Children with INS are characterized by a high risk of infective complications. Factors predisposing to infections in this patient group include urinary loss of IgG immunoglobulins and complement factors B, D, and I [27-29], T cell function abnormalities , particularly involving regulatory T cell (Treg) subpopulations , and immunosuppressive treatment used in these patients. Reports of severe influenza virus infections in children with INS were published in the literature , but IA-BACM was not reported in these patients. It has also been known for a long time that viral infections, including influenza A, may induce disease bouts in these patients . On the other hand, Kimata et al. reported a case of disease remission induced by influenza B virus in a 5-year-old boy with an initial bout of INS . The authors believed that remission was associated with viral stimulation of Treg cells , as shown by cytometry.

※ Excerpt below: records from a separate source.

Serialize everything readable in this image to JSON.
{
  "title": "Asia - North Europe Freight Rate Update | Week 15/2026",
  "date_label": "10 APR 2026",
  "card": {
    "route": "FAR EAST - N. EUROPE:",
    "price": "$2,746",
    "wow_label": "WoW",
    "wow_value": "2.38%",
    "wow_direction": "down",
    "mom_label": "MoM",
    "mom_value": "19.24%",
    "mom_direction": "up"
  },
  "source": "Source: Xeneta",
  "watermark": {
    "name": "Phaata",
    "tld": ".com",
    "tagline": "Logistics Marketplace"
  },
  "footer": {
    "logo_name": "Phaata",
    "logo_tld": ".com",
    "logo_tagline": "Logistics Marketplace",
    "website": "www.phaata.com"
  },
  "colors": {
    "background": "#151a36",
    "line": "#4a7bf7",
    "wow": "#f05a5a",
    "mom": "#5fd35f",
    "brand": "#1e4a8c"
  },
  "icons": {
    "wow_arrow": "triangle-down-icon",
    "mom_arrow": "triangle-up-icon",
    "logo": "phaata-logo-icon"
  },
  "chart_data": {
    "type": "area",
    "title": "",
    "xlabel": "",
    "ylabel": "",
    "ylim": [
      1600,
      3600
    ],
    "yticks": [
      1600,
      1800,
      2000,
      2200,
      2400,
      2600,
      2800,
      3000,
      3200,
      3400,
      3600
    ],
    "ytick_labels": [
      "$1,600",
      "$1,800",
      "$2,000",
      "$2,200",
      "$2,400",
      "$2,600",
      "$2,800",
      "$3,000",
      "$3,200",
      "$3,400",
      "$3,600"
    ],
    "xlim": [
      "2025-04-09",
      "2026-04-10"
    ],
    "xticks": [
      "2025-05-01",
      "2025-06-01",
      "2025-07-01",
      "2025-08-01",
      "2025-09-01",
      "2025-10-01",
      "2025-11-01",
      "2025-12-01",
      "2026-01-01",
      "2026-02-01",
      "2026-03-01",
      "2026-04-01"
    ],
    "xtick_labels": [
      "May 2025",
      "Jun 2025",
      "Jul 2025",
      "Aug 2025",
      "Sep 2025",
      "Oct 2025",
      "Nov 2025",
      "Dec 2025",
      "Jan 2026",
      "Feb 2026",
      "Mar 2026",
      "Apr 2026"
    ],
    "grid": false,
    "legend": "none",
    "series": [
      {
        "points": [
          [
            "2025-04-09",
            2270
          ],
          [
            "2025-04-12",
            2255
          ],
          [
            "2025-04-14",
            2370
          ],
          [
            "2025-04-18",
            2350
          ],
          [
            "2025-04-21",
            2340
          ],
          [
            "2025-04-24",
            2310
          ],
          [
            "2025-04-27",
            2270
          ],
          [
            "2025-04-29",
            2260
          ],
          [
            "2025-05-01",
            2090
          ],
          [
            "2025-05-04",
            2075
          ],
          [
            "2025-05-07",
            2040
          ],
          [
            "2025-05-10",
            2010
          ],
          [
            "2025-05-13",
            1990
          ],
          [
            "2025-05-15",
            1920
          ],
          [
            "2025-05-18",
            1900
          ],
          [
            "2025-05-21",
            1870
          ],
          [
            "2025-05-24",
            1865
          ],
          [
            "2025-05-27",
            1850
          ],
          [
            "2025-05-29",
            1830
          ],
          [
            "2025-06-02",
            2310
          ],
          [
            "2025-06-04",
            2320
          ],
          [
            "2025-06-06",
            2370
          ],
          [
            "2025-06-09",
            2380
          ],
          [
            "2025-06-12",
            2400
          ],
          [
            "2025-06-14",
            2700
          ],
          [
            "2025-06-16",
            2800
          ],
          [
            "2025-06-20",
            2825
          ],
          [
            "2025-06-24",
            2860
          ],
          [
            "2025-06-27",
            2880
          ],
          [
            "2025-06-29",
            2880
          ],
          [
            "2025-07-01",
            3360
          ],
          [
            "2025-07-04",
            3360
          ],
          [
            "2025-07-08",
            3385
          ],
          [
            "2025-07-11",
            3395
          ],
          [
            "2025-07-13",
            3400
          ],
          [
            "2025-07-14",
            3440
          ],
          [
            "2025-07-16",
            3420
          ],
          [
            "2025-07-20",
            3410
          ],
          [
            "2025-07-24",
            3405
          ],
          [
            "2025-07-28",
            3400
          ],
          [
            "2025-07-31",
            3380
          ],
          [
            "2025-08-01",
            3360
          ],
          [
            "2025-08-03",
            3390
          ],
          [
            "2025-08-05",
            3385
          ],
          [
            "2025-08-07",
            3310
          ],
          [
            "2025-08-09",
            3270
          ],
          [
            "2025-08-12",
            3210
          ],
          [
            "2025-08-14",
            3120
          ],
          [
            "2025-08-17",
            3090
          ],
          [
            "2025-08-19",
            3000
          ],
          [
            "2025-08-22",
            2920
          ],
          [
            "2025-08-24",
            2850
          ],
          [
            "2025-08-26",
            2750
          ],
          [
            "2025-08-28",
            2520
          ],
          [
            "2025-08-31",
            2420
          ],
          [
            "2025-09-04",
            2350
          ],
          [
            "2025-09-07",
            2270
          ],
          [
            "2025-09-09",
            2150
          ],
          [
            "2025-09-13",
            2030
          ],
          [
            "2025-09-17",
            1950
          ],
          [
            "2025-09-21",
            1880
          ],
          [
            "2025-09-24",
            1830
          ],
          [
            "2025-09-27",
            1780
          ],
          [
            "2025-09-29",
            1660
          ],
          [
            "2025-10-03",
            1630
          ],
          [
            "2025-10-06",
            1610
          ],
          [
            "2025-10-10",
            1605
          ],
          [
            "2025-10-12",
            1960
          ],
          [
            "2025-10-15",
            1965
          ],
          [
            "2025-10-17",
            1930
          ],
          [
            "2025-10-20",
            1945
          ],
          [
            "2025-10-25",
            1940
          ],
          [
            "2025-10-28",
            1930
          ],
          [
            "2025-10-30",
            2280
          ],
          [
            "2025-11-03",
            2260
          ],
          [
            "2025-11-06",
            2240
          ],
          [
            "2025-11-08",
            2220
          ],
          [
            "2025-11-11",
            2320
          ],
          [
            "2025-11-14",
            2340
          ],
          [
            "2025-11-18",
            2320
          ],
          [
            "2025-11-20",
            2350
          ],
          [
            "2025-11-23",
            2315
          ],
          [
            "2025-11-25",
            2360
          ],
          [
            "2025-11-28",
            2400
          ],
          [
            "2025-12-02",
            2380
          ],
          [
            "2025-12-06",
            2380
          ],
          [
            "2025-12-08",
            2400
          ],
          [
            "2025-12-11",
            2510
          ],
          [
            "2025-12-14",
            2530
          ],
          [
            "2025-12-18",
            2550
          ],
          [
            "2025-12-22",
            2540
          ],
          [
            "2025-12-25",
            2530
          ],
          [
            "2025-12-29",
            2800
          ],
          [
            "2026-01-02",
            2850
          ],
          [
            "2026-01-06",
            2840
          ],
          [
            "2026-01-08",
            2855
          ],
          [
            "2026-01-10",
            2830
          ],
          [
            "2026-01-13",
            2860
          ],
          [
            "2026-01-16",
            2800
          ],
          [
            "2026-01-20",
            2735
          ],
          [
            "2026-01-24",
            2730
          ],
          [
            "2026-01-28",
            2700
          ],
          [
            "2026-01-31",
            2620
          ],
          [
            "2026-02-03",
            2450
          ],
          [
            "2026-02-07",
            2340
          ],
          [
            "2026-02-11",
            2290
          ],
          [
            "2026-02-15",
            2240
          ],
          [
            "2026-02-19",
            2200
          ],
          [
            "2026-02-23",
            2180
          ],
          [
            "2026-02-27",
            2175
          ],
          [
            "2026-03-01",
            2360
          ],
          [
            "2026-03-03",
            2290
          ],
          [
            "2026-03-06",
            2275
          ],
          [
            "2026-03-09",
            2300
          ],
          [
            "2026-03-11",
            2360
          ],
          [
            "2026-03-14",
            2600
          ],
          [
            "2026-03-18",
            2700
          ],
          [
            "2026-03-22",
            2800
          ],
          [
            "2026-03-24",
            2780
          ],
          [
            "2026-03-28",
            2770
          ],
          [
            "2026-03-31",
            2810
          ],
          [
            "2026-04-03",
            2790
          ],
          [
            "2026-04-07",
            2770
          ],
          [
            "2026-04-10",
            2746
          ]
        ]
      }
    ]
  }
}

According to the 2016 immunization schedule in Poland, immunization against influenza is recommended in children with recurrent nephrotic syndrome . Poyrazog˘lu et al. reported that influenza A vaccination effectively induced protective antibody titers in this patient group . Although it is known that INS bouts may occur following immunization , the authors found no association between influenza vaccination and the rate of disease recurrence .
In the reported case, INS present in our patient prompted us to initiate specific antiviral therapy with oseltamivir. Moon et al. described 5 patients with myositis complicating influenza B virus infection, 4 of whom were treated with oseltamivir without any complications . Currently, there is no clear evidence of benefits of oseltamivir therapy in the case of neurological or muscle complications. Use of oseltamivir combined with full-dose prednisone allowed rapid remission in the reported patient.
ConclusionsAs influenza virus infection in a child with INS is a risk factor for complications and a disease bout, these patients should be vaccinated against influenza.
Differential diagnosis of leg pain and mobility limitation in a child with INS should include lower limb deep venous thrombosis, arthritis, post-infectious neurological complications (including Guillain-Barré syndrome), and BACM.
Serum creatine kinase level should be measured in all cases of motor disturbances in a child with symptoms of respiratory tract infection.
The authors declare no conflict of interest.